The second question is if it's parasitic, mutualistic, or neutral. If it's a parasite it should cause a fitness defect to the DNA organism's replication. As of yet I haven't seen evidence of this at the cellular level. But there is a strong argument that by depleting cells of nucleic acids (RNA) would have to be at least minimally parasitic. That is of course unless they confer some advantage to the cells with Obelisks. In which case, why don't all microbial cells have Obelisks. Importantly, the relationships between all the various Obelisks at least for now, is not lining up with microbial genome evolution. This would mean they are jumping from genome to genome.

Now you're in a late night pub discussion about where we should be drawing the boundaries of life.
ababaian
·2 năm trước·discuss
We certainly have the data, too much so actually. I should correct the statement to say, we have insufficiently developed _applied_ information theory.
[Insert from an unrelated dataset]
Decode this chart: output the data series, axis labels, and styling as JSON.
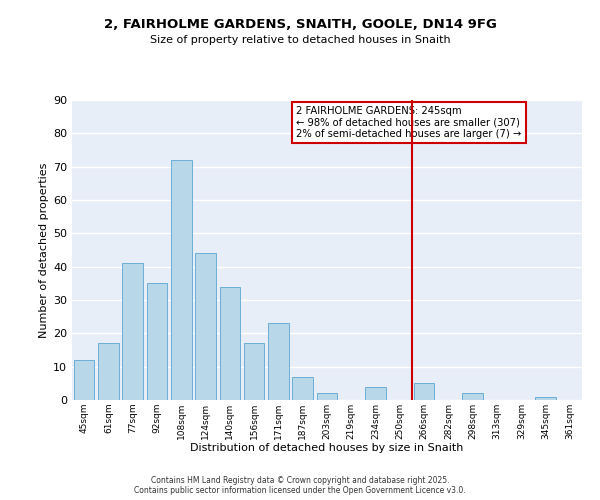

We know how to quantify homology, it just has not been applied to sufficient depth to the field of RNA/viroid evolution to resolve how much of an RNA element with extensive secondary structure, or ribozyme is evidence of a homology vs. convergence. And how could we resolve the two? It's easy with protein sequences, tricky with protein structures, but deep RNA evolution? That's a mystery.
ababaian
·2 năm trước·discuss
What have Obelisks ever done to you? Our first reaction shouldn't be to kill everything we don't understand :'(

Good pragmatic question though. It's not clear if any drugs up- or down-regulate Obelisk genome copy, you could re-investigate other drug-treatment studies to see if Obelisks incidentally present are altered and get an "accidental" study.

From a molecular perspective, the most likely compounds and methods would be those which work against viroid replication (i.e. RNA polymerase inhibitors, translational inhibitors, CRISPR,...). You just have to maintain a preferential toxicity to Obelisks over host cells.
ababaian
·2 năm trước·discuss
If you want the real mind-trip, try to think about how little we know about detecting "life" that is not based on nucleic acids.
ababaian
·2 năm trước·discuss
Not that I know of, although this doesn't mean it isn't happening, it's something which has to be investigated in detail.
ababaian
·2 năm trước·discuss
I understood as much. My point is that it's not clear to me that it will be a biologist, and not a statistician/mathematician, or developer/data-scientist that will be the one to sufficiently find the solution. There are literally petabytes of public data which already hold the answer. We now have to accept a different paradigm by which we can do biology, and biologists are not always the best equipped for this paradigm.
ababaian
·2 năm trước·discuss
There's literally no experts on the subject.
ababaian
·2 năm trước·discuss
I should certainly hope so.
ababaian
·2 năm trước·discuss
Don't be a dick. It's totally normal to be skeptical and doubtful of some over-the-top claims. The onus is squarely on the person presenting the information to justify it. Your points about replication are accurate, but let's at least keep it to a pretext of civility.
ababaian
·2 năm trước·discuss
Everyday I get to do this kind of research, I'm grateful to be the one doing it.